Glancing at last week, June’s retail sales rose 0.2 percent, less than market expectations for a 0.5 percent increase. After accounting for inflation, sales at food and beverage stores as well as gas stations fell during the month. Sales at food service and drinking places rose below the pace of inflation indicating sales declined there as well. Overall, retail sales in the second quarter have been flat. Building permits declined 3.7 percent in June and housing starts were down 8.0 percent in June. Both permits and housing starts rose overall during the second quarter.

This week the advance estimate of real GDP for the second quarter will be released. Economists are forecasting growth to be 1.7 percent, down from 2.0 percent in the first quarter, but the Atlanta Fed’s GDPNow model shows 2.4 percent as of July 19. A widening trade deficit, slower inventory growth as well as sluggish retail sales may prove to be headwinds to a stronger GDP reading for the quarter.

Economists show a consensus view that the anticipated 25 basis points fed funds hike this week will mark the end of the Fed’s tightening cycle, with rate cuts expected to come in March of next year. Fed Chair Powell’s follow up press-conference after Wednesday's rate decision will be closely watched, as will how 2-year Treasuries react going forward because 10-years are “tied to the hip and mortgages can't handle another flattener,” per Adam Quinones. Speculation that the Fed may end its tightening after one more hike next week has led to bond yields falling as of late (10-year U.S. Treasury yields have fallen to about 3.8 percent, from this year’s high of 4.1 percent set in early July) following multiple softer-than-expected inflation reports two weeks ago. However, new commodity inflation pressures have come to the fore following a warning from the Russian Ministry of Defense that any ships entering Ukraine ports will be considered potential military targets. This has sent the price of global wheat futures higher by roughly 10 percent.

This week brings the latest central bank decisions from the Fed, ECB and BoJ, respectively on Wednesday, Thursday, and Friday.

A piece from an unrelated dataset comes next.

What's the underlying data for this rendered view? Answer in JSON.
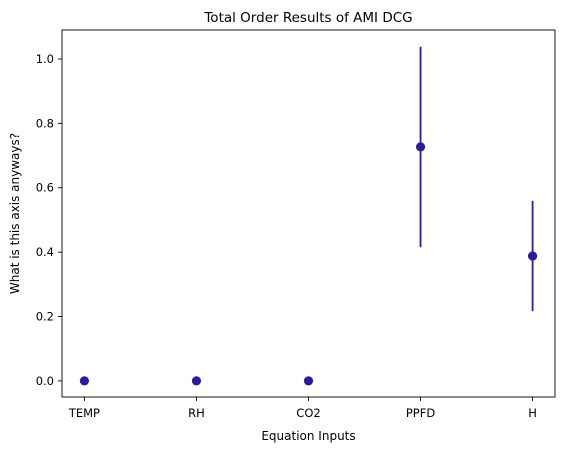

Treasury will auction $120 billion in fixed coupon supply, while economic data of note include the first look at Q2 GDP on Thursday with June PCE on Friday. Bank regulators are expected to announce new capital requirements on Thursday where risk weightings for mortgage loans in MBS are expected to increase for most from the current 50 percent. Today’s scheduled economic news: Chicago Fed National Activity Index for June, preliminary June S&P Global Markets manufacturing and services PMIs, and a Treasury auction of $42 billion 2-year notes. We begin the week with Agency MBS prices better by .125, the 10-year yielding 3.80 after closing last week at 3.85 percent, and the 2-year’s at 4.82.